The Voltage Purple colorway is a new option for the Pocket Taco, arriving a few months after the original retro grey version launched. Where the original leaned into a deliberately aged aesthetic, Voltage Purple reads much more confidently as a contemporary gaming accessory. Both versions carry the same hardware and features, so the choice between them comes down entirely to how you want the thing to look in your hand.

The buttons are the central selling point. Cushioned membrane ABXY and D-pad inputs sit at the bottom of the controller, backed by tactile switch triggers and bumpers, and the whole layout comes together in a way that feels genuinely satisfying for side-scrollers, shoot ’em ups, and anything else designed around a proper gamepad. A turbo function covers all eight main buttons, which the hardcore retro gaming crowd will appreciate immediately.

The Pocket Taco handles some practical concerns that most accessories at this price point ignore. Soft silicone pads line the phone clamp area to prevent scratches, a hollow gap at the bottom aligns with your phone’s charging port so you can top up during longer sessions, and the whole thing powers on automatically when you unfold it and shuts off when you close it. At 62.2 g, it barely adds any noticeable weight.

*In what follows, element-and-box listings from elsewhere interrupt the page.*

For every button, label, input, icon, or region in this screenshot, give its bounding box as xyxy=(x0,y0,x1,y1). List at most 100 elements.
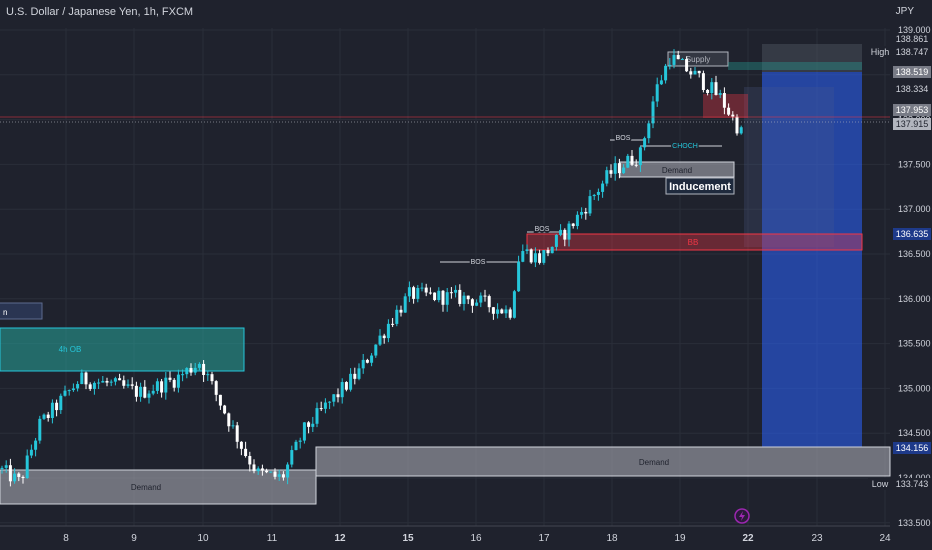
price-tick-label-5: 136.500 xyxy=(898,249,931,259)
date-tick-label-4: 12 xyxy=(334,533,346,544)
candle-body xyxy=(353,373,357,379)
candle-body xyxy=(441,290,445,305)
candle-body xyxy=(17,473,21,477)
candle-body xyxy=(80,372,84,385)
candle-body xyxy=(533,253,537,263)
candle-body xyxy=(727,107,731,115)
candle-body xyxy=(143,386,147,398)
bb-zone-5 xyxy=(526,233,863,251)
price-label-3: 138.334 xyxy=(896,84,929,94)
candle-body xyxy=(714,82,718,95)
price-tick-label-11: 133.500 xyxy=(898,518,931,528)
candle-body xyxy=(403,296,407,313)
chart-title: U.S. Dollar / Japanese Yen, 1h, FXCM xyxy=(6,6,194,18)
date-tick-label-7: 17 xyxy=(538,533,550,544)
candle-body xyxy=(227,413,231,427)
candle-body xyxy=(50,402,54,418)
candle-body xyxy=(613,163,617,174)
candle-body xyxy=(265,470,269,473)
candle-body xyxy=(630,155,634,165)
candle-body xyxy=(685,59,689,72)
candle-body xyxy=(634,164,638,166)
candle-body xyxy=(542,250,546,263)
demand-zone-label-2: Demand xyxy=(662,166,692,175)
price-tag-1: High xyxy=(871,47,890,57)
candle-body xyxy=(462,295,466,304)
marker-label-1: BOS xyxy=(535,226,550,233)
lightning-glyph xyxy=(739,511,745,521)
candle-body xyxy=(273,471,277,477)
candle-body xyxy=(538,253,542,263)
price-tick-label-3: 137.500 xyxy=(898,159,931,169)
take-profit-zone xyxy=(762,72,862,447)
candle-body xyxy=(109,381,113,383)
price-tick-label-8: 135.000 xyxy=(898,383,931,393)
price-label-box-0 xyxy=(893,33,931,45)
candle-body xyxy=(454,289,458,293)
candle-body xyxy=(202,363,206,375)
candle-body xyxy=(181,374,185,376)
candle-body xyxy=(521,251,525,262)
date-tick-label-6: 16 xyxy=(470,533,482,544)
demand-zone-label-1: Demand xyxy=(639,458,669,467)
candle-body xyxy=(588,196,592,214)
candle-body xyxy=(689,71,693,75)
candle-body xyxy=(370,355,374,363)
currency-label: JPY xyxy=(895,6,914,17)
demand-zone-1 xyxy=(315,446,891,477)
price-label-box-8 xyxy=(893,478,931,490)
candle-body xyxy=(105,381,109,383)
candle-body xyxy=(46,414,50,418)
candle-body xyxy=(420,287,424,289)
price-label-box-4 xyxy=(893,104,931,116)
candle-body xyxy=(458,289,462,304)
candle-body xyxy=(491,307,495,314)
candle-body xyxy=(365,359,369,363)
candle-body xyxy=(118,378,122,381)
candle-body xyxy=(290,450,294,465)
price-label-box-2 xyxy=(893,66,931,78)
candle-body xyxy=(206,374,210,376)
price-tick-label-9: 134.500 xyxy=(898,428,931,438)
candle-body xyxy=(731,114,735,117)
candle-body xyxy=(315,408,319,424)
candle-body xyxy=(319,408,323,410)
candle-body xyxy=(160,381,164,393)
candle-body xyxy=(340,382,344,398)
candle-body xyxy=(718,93,722,95)
candle-body xyxy=(231,425,235,427)
candle-body xyxy=(328,401,332,403)
candle-body xyxy=(500,309,504,314)
candle-body xyxy=(722,93,726,108)
price-label-4: 137.953 xyxy=(896,105,929,115)
date-tick-label-3: 11 xyxy=(267,533,278,544)
candle-body xyxy=(638,147,642,166)
candle-body xyxy=(437,290,441,301)
price-label-box-3 xyxy=(893,83,931,95)
candle-body xyxy=(277,474,281,477)
candle-body xyxy=(235,425,239,442)
candle-body xyxy=(332,394,336,402)
inducement-zone-label-6: Inducement xyxy=(669,181,731,193)
candle-body xyxy=(412,287,416,299)
candle-body xyxy=(655,84,659,102)
marker-label-2: BOS xyxy=(616,135,631,142)
candle-body xyxy=(596,191,600,195)
candle-body xyxy=(559,229,563,235)
supply-zone-label-4: Supply xyxy=(686,55,710,64)
ob-zone-label-3: 4h OB xyxy=(59,345,82,354)
candle-body xyxy=(13,473,17,482)
candle-body xyxy=(298,440,302,442)
candle-body xyxy=(256,468,260,472)
candle-body xyxy=(357,368,361,379)
candle-body xyxy=(664,65,668,81)
inducement-zone-6 xyxy=(665,177,735,195)
candle-body xyxy=(323,402,327,409)
candle-body xyxy=(4,465,8,468)
demand-zone-label-0: Demand xyxy=(131,483,161,492)
candle-body xyxy=(281,474,285,478)
candle-body xyxy=(344,382,348,390)
candle-body xyxy=(575,214,579,227)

The GameSir App extends the experience further with button remapping, D-pad diagonal lock, and G-Touch and V-Touch functions for on-screen input simulation. There’s also a keyboard mode built in, letting you switch input types for games or apps that need it. A 600 mAh battery handles cordless sessions, and the package includes a storage box, a charging cable, and a lanyard so the whole thing stays organized between uses.

The Pocket Taco in Voltage Purple retails for $34.99, while the original grey version currently sits at $29.99. The $5 difference comes down entirely to the color choice. At 78mm x 70.9mm x 20.7mm, it slips into a pocket or bag with the storage box without much fuss, which keeps the pitch for daily carry entirely believable for anyone who tends to game in short bursts throughout the day.

It’s not a controller for every kind of mobile gaming. If you spend most of your time in landscape-format games that already support proper controller input, a horizontal grip will serve you better. But for anyone running emulators, arcade titles, or vertical shoot ’em ups on their phone, the Pocket Taco fills a gap that the rest of the mobile controller market has mostly ignored.